What Primary Care Physicians Think of Israel's Health Policy Reform
Revital Gross, Hava Tabenkin, Shuli Brammli-Greenberg
JDC Brookdale Institute, Jerusalem, HaEmek Hospital, Afula; and Ben-Gurion University of the Negev, Beer Sheba
Opinions of the National Health Insurance (NHI) Law held by primary care physicians were surveyed. A questionnaire was submitted (April-July 1997) to 930 primary care physicians employed by sick funds, including general practitioners, family physicians, pediatricians and internists. Response rate was 86%.
They supported the main components of the NHI law.

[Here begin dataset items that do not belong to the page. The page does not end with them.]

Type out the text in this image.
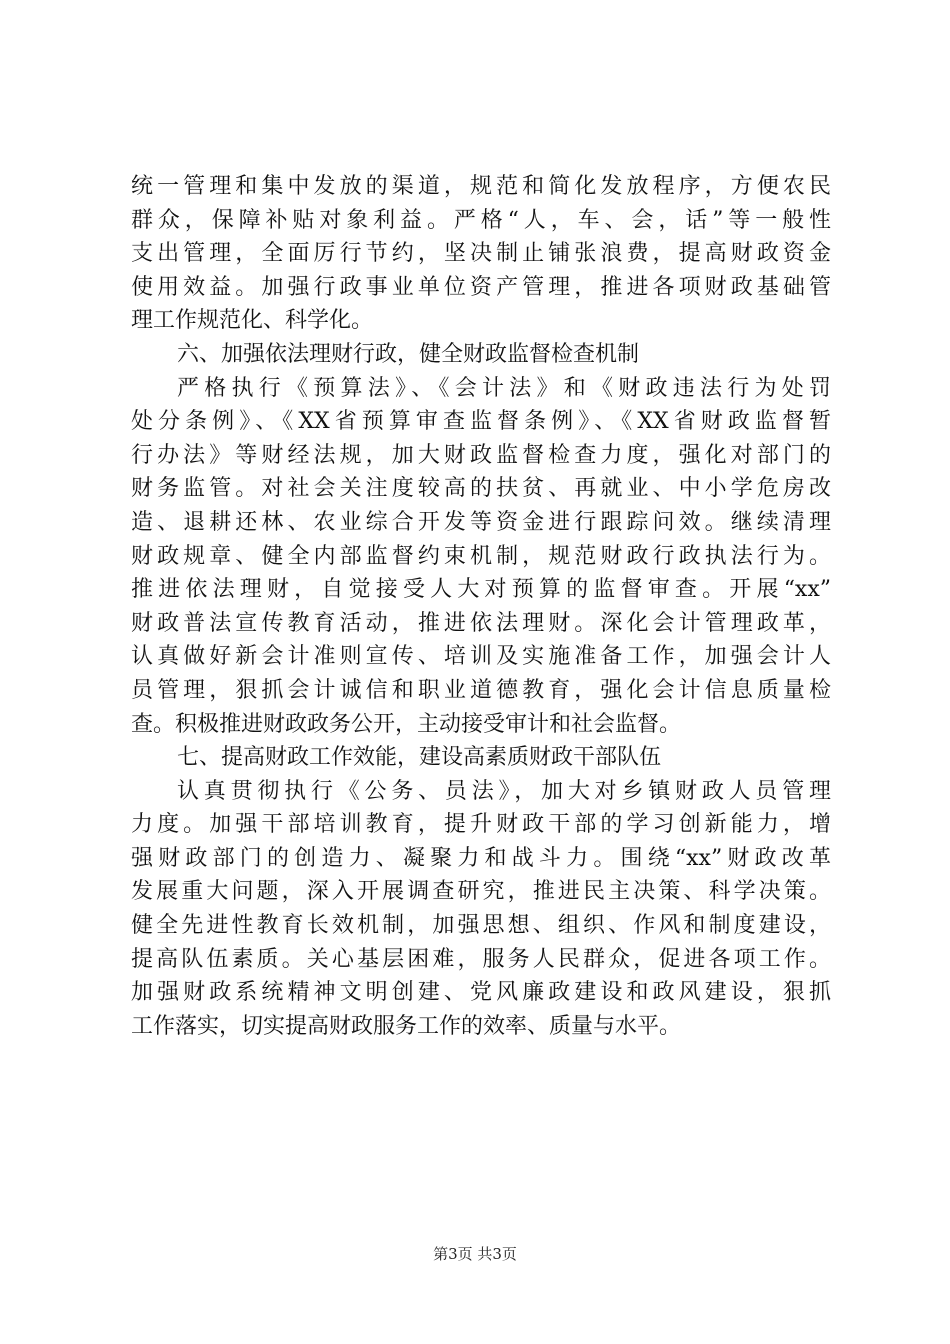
统一管理和集中发放的渠道，规范和简化发放程序，方便农民
群众，保障补贴对象利益。严格“人，车、会，话”等一般性
支出管理，全面厉行节约，坚决制止铺张浪费，提高财政资金
使用效益。加强行政事业单位资产管理，推进各项财政基础管
理工作规范化、科学化。
六、加强依法理财行政，健全财政监督检查机制
严格执行《预算法》、《会计法》和《财政违法行为处罚
处分条例》、《XX省预算审查监督条例》、《XX省财政监督暂
行办法》等财经法规，加大财政监督检查力度，强化对部门的
财务监管。对社会关注度较高的扶贫、再就业、中小学危房改
造、退耕还林、农业综合开发等资金进行跟踪问效。继续清理
财政规章、健全内部监督约束机制，规范财政行政执法行为。
推进依法理财，自觉接受人大对预算的监督审查。开展“xx”
财政普法宣传教育活动，推进依法理财。深化会计管理政革，
认真做好新会计准则宣传、培训及实施准备工作，加强会计人
员管理，狠抓会计诚信和职业道德教育，强化会计信息质量检
查。积极推进财政政务公开，主动接受审计和社会监督。
七、提高财政工作效能，建设高素质财政干部队伍
认真贯彻执行《公务、员法》，加大对乡镇财政人员管理
力度。加强干部培训教育，提升财政干部的学习创新能力，增
强财政部门的创造力、凝聚力和战斗力。围绕“xx”财政改革
发展重大问题，深入开展调查研究，推进民主决策、科学决策。
健全先进性教育长效机制，加强思想、组织、作风和制度建设，
提高队伍素质。关心基层困难，服务人民群众，促进各项工作。
加强财政系统精神文明创建、党风廉政建设和政风建设，狠抓
工作落实，切实提高财政服务工作的效率、质量与水平。
第3页 共3页
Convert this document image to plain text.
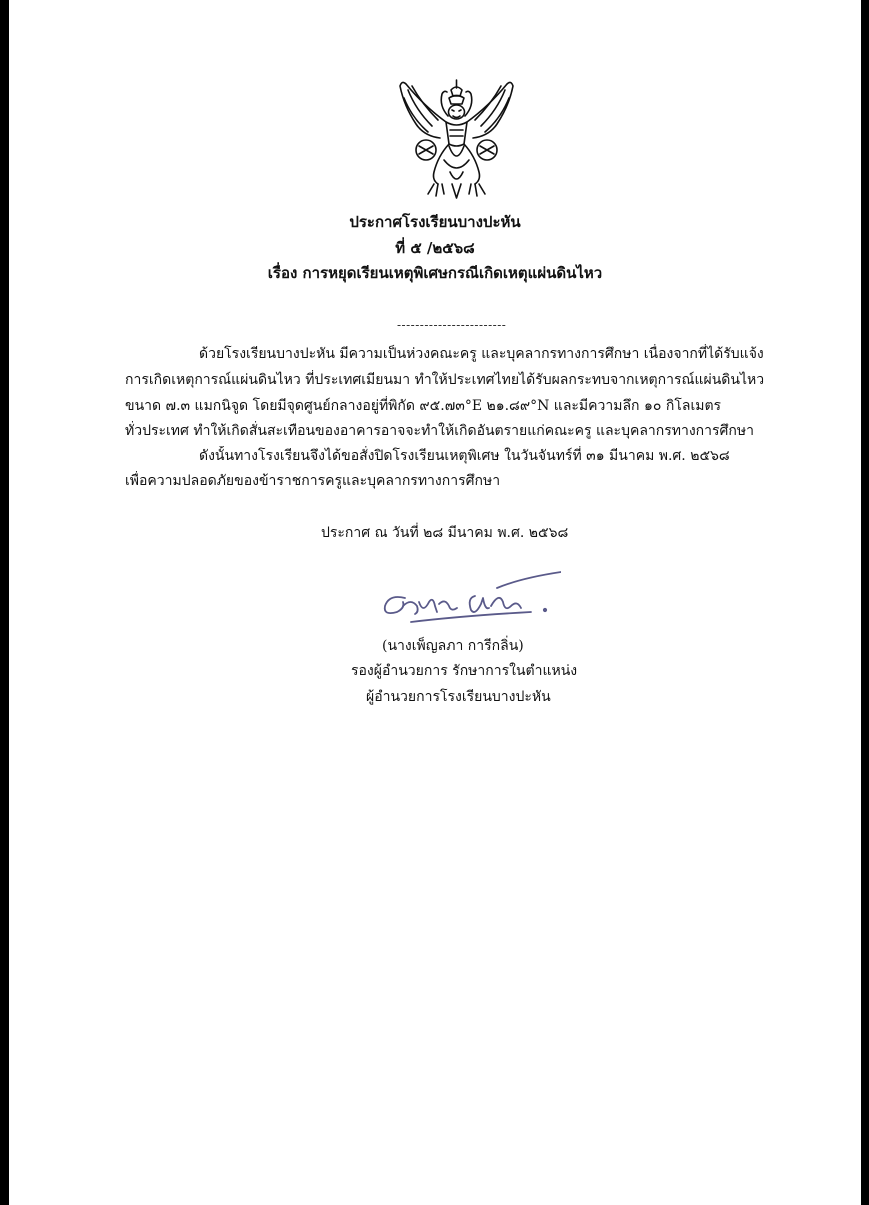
ประกาศโรงเรียนบางปะหัน
ที่ ๕ /๒๕๖๘
เรื่อง การหยุดเรียนเหตุพิเศษกรณีเกิดเหตุแผ่นดินไหว
------------------------
ด้วยโรงเรียนบางปะหัน มีความเป็นห่วงคณะครู และบุคลากรทางการศึกษา เนื่องจากที่ได้รับแจ้ง
การเกิดเหตุการณ์แผ่นดินไหว ที่ประเทศเมียนมา ทำให้ประเทศไทยได้รับผลกระทบจากเหตุการณ์แผ่นดินไหว
ขนาด ๗.๓ แมกนิจูด โดยมีจุดศูนย์กลางอยู่ที่พิกัด ๙๕.๗๓°E ๒๑.๘๙°N และมีความลึก ๑๐ กิโลเมตร
ทั่วประเทศ ทำให้เกิดสั่นสะเทือนของอาคารอาจจะทำให้เกิดอันตรายแก่คณะครู และบุคลากรทางการศึกษา
ดังนั้นทางโรงเรียนจึงได้ขอสั่งปิดโรงเรียนเหตุพิเศษ ในวันจันทร์ที่ ๓๑ มีนาคม พ.ศ. ๒๕๖๘
เพื่อความปลอดภัยของข้าราชการครูและบุคลากรทางการศึกษา
ประกาศ ณ วันที่ ๒๘ มีนาคม พ.ศ. ๒๕๖๘
(นางเพ็ญลภา การีกลิ่น)
รองผู้อำนวยการ รักษาการในตำแหน่ง
ผู้อำนวยการโรงเรียนบางปะหัน
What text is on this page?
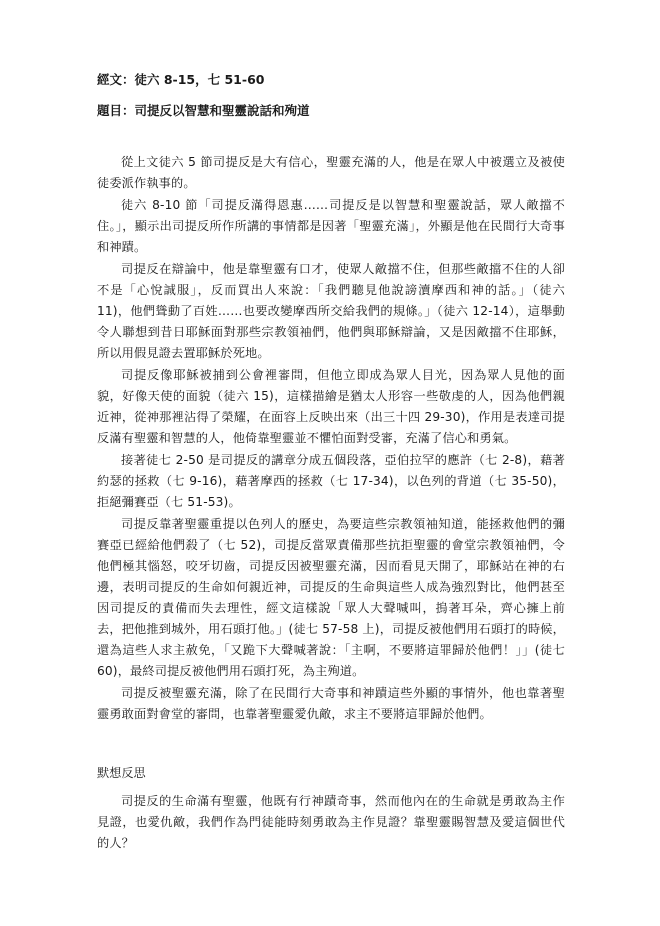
經文：徒六 8-15，七 51-60

題目：司提反以智慧和聖靈說話和殉道

從上文徒六 5 節司提反是大有信心，聖靈充滿的人，他是在眾人中被選立及被使徒委派作執事的。

徒六 8-10 節「司提反滿得恩惠……司提反是以智慧和聖靈說話，眾人敵擋不住。」，顯示出司提反所作所講的事情都是因著「聖靈充滿」，外顯是他在民間行大奇事和神蹟。

司提反在辯論中，他是靠聖靈有口才，使眾人敵擋不住，但那些敵擋不住的人卻不是「心悅誠服」，反而買出人來說：「我們聽見他說謗瀆摩西和神的話。」（徒六 11)，他們聳動了百姓……也要改變摩西所交給我們的規條。」（徒六 12-14），這舉動令人聯想到昔日耶穌面對那些宗教領袖們，他們與耶穌辯論，又是因敵擋不住耶穌，所以用假見證去置耶穌於死地。

司提反像耶穌被捕到公會裡審問，但他立即成為眾人目光，因為眾人見他的面貌，好像天使的面貌（徒六 15)，這樣描繪是猶太人形容一些敬虔的人，因為他們親近神，從神那裡沾得了榮耀，在面容上反映出來（出三十四 29-30)，作用是表達司提反滿有聖靈和智慧的人，他倚靠聖靈並不懼怕面對受審，充滿了信心和勇氣。

接著徒七 2-50 是司提反的講章分成五個段落，亞伯拉罕的應許（七 2-8)，藉著約瑟的拯救（七 9-16)，藉著摩西的拯救（七 17-34)，以色列的背道（七 35-50)，拒絕彌賽亞（七 51-53)。

司提反靠著聖靈重提以色列人的歷史，為要這些宗教領袖知道，能拯救他們的彌賽亞已經給他們殺了（七 52)，司提反當眾責備那些抗拒聖靈的會堂宗教領袖們，令他們極其惱怒，咬牙切齒，司提反因被聖靈充滿，因而看見天開了，耶穌站在神的右邊，表明司提反的生命如何親近神，司提反的生命與這些人成為強烈對比，他們甚至因司提反的責備而失去理性，經文這樣說「眾人大聲喊叫，摀著耳朵，齊心擁上前去，把他推到城外，用石頭打他。」(徒七 57-58 上)，司提反被他們用石頭打的時候，還為這些人求主赦免，「又跪下大聲喊著說：「主啊，不要將這罪歸於他們！」」(徒七 60)，最終司提反被他們用石頭打死，為主殉道。

司提反被聖靈充滿，除了在民間行大奇事和神蹟這些外顯的事情外，他也靠著聖靈勇敢面對會堂的審問，也靠著聖靈愛仇敵，求主不要將這罪歸於他們。

默想反思

司提反的生命滿有聖靈，他既有行神蹟奇事，然而他內在的生命就是勇敢為主作見證，也愛仇敵，我們作為門徒能時刻勇敢為主作見證？靠聖靈賜智慧及愛這個世代的人？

It was considered desirable "to a great" or "very great extent" to allocate funds to sick funds based on age and number of members (76%), to require them to accept all applicants (72%), to designate a uniform basket of services (65%), to allow members to transfer freely between funds (63%), and to allow sick funds to sell supplemental insurance (59%). However, only 41% were satisfied with the implementation of the law.
Multivariate analysis showed that employment by Maccabi, Meuhedet, or Leumit sick funds had an independent effect on low satisfaction with the law as implemented, and on negative opinions about the uniform basket of services, the accepting of all applicants, and allocation of funding based on age and number of members. Those employed by the Maccabi and Meuhedet funds were in favor of allowing sick funds to sell supplemental insurance.
The findings of the study have implications for policy-makers interested in increasing support for national health reform by physicians. It is important to examine possibilities of developing direct channels of communication between national policy-makers and physicians, as well as institutionalizing mechanisms that involve physicians directly in formulation of national policy.